For its part, Lutheran CORE has been preoccupied with the conflict over sexuality within the ELCA and has not said much at all about ecumenical matters. It should be noted, however, that several supporters within Lutheran CORE are highly committed to ecumenism, especially the dialogs with Rome and Orthodoxy.

It should also be noted there are presently ongoing conversations between the WordAlone Network and Lutheran CORE. Both movements are considering the possibility of a “reconfiguration” of North American Lutheranism. Another Lutheran church body may emerge out of this process. In spite of this present time of discernment, however, a number of ecumenical opportunities do exist.

Lutheran CORE could easily join the WordAlone Network in becoming a member of the Association for Church Renewal. ACR is an informal, but valuable, round table, made up of representatives of reform movements within the major American Protestant churches.

Another possibility would be the cultivation of partnerships with other Lutheran churches, using the ELCA partnership model of synods and other Lutheran churches. The WordAlone Network already has some contacts with a few of these churches. Lutheran CORE has begun to make similar connections. The presence of immigrant African congregations within Lutheran CORE offers possibilities for a deeper engagement with the international Lutheran community. A few Lutheran churches in Eastern Europe have expressed interest in developing their relationships with both the WordAlone Network and Lutheran CORE.

Were this year of discernment to result in the formation of a Lutheran church body, membership in the Lutheran World Federation would become a distinct possibility. Another might be covenantal relationships of some type with the newly-formed Anglican Church in North America and with other comparable Protestant communities.

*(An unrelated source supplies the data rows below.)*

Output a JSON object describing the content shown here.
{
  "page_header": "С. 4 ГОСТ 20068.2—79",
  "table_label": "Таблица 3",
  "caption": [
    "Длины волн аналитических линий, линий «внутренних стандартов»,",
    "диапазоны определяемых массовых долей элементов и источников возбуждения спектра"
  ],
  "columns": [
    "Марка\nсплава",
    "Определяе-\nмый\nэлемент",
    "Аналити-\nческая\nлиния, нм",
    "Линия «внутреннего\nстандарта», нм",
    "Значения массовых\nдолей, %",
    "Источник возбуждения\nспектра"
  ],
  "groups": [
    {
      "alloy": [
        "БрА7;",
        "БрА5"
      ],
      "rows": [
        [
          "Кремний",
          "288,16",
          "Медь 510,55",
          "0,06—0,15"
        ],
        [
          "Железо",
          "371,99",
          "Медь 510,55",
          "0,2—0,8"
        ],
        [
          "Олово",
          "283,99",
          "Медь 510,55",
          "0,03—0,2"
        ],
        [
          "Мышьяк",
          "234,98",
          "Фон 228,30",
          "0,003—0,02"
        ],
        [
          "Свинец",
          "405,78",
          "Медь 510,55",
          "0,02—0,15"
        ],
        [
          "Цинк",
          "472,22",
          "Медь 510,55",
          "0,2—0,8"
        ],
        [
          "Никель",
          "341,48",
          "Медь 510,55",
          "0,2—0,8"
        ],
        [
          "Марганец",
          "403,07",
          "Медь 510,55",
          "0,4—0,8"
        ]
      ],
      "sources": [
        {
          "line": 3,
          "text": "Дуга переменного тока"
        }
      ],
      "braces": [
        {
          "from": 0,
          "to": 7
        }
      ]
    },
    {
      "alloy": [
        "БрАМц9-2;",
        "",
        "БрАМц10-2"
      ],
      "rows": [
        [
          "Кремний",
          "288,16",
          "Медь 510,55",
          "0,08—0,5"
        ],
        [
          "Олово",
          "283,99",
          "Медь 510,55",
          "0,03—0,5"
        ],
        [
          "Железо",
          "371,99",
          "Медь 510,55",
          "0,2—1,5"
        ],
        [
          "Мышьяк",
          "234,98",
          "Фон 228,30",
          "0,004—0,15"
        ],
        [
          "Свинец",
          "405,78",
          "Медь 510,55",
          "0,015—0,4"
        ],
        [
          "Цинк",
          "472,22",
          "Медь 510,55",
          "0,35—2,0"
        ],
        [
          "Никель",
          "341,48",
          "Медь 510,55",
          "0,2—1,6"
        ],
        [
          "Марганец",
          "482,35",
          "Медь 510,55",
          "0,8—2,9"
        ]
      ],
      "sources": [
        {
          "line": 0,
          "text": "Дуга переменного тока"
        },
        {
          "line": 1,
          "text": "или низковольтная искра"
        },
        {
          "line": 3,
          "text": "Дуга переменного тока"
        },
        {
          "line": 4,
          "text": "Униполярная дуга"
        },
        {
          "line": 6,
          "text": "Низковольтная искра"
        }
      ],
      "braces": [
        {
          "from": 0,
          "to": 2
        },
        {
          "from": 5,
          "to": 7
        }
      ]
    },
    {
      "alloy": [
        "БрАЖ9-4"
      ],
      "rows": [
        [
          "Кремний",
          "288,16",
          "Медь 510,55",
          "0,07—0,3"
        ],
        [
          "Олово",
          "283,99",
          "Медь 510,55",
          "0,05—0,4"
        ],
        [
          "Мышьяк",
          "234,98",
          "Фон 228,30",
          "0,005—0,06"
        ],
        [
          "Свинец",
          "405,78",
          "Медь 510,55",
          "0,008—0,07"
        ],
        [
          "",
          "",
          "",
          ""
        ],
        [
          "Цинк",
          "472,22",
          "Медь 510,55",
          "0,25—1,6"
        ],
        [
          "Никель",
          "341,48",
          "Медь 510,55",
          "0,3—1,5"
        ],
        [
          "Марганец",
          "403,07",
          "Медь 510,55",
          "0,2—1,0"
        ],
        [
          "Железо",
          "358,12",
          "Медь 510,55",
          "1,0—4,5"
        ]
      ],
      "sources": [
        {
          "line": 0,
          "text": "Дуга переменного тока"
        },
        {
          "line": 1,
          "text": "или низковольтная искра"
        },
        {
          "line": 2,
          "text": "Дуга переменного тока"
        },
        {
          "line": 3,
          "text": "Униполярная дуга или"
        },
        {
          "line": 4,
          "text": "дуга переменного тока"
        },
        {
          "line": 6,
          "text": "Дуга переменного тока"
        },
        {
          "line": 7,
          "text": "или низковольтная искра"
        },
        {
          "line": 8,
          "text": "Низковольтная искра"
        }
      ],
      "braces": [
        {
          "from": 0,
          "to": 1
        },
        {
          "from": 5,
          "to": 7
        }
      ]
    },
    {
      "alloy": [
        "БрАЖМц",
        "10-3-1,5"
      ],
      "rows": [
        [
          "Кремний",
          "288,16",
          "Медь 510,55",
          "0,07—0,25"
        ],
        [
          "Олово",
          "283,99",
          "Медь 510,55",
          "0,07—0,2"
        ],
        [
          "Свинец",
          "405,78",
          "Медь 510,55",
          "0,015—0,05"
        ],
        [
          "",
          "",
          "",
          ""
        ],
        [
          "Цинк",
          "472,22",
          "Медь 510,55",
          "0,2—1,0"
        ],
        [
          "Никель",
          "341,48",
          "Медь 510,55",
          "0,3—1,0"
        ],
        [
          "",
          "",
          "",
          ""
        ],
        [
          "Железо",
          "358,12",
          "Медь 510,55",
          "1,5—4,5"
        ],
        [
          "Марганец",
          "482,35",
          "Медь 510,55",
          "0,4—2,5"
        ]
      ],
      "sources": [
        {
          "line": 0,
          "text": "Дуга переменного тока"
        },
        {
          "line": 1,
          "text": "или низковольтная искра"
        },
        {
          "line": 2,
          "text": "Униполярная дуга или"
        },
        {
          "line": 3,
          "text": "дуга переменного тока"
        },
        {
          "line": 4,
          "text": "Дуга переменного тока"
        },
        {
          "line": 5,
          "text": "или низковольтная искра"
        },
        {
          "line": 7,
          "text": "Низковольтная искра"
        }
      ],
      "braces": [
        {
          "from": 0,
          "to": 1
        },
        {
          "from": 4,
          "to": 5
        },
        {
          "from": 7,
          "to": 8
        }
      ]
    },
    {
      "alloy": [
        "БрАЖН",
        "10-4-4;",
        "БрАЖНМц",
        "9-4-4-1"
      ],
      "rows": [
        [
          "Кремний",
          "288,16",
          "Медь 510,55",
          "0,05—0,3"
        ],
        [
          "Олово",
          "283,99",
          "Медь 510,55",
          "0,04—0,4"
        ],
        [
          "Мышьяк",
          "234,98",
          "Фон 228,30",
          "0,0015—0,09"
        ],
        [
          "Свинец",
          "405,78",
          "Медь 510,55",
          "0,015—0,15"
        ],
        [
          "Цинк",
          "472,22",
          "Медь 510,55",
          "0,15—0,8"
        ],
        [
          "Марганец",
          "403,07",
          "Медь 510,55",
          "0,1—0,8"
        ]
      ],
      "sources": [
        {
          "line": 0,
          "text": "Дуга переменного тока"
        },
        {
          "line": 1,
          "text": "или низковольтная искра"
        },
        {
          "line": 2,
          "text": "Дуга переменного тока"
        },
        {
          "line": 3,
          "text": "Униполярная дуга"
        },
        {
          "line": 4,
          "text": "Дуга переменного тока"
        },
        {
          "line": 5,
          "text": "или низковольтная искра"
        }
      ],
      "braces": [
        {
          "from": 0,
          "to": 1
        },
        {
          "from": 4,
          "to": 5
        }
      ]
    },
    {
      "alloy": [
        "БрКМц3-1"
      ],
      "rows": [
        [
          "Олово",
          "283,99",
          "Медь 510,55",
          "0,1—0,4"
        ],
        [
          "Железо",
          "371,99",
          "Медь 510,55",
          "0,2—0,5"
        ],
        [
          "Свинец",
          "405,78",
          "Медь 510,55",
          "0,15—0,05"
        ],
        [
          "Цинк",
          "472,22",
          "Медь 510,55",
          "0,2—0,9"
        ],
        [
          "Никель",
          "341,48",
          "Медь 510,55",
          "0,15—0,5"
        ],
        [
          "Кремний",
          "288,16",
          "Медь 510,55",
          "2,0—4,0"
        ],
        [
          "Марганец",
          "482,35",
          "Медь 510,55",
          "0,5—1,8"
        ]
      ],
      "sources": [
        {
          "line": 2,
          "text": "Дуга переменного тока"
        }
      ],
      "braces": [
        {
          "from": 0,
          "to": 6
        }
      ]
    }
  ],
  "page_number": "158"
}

One may hope that theologians on their own might organize free theological conferences for reflection on ecumenical issues.

One may also hope for a rebirth of local ecumenism. In the face of the present desultory ecumenical scene, local ecumenism may offer the best opportunity of all. It would be marvelous indeed to see Lutheran congregations and pastors, worshiping and serving with other Christian congregations and pastors in their communities, for the cause of the ecumenical mission.

IV. The ecumenical impact of the ELCA’s decisions on human sexuality and the ministry is truly grievous and tragic. Those decisions are already affecting the ELCA itself, as many individuals and congregations are presently in the process of leaving the ELCA, and the formation of another Lutheran church body is a distinct possibility.

On the principle, “where one member suffers, all suffer together,” the ELCA’s decisions are having a severe impact on the ELCA’s relationship with the whole church, especially among those churches with whom the ELCA has been ecumenically engaged.

There remains the hope, however, that the ELCA’s experience may contain an important message for the whole church. It is: No church should make a far-reaching decision on its faith and life without prior consultation and reflection within the church catholic. While in the present circumstances each communion has its own identity, each communion simultaneously participates in the community of the body of Christ. What each church does affects the others, especially when major issues of faith and life are involved. No one communion can act unilaterally on such issues. To do so is to fracture the unity of the one, holy, catholic, and apostolic church - a grievous sin indeed.

Perhaps the various Christian communions need to develop some ecumenical mechanism, so that the ELCA’s experience will not be repeated in the future. If so, what has happened within the ELCA may contain a salutary lesson for the future of the whole church.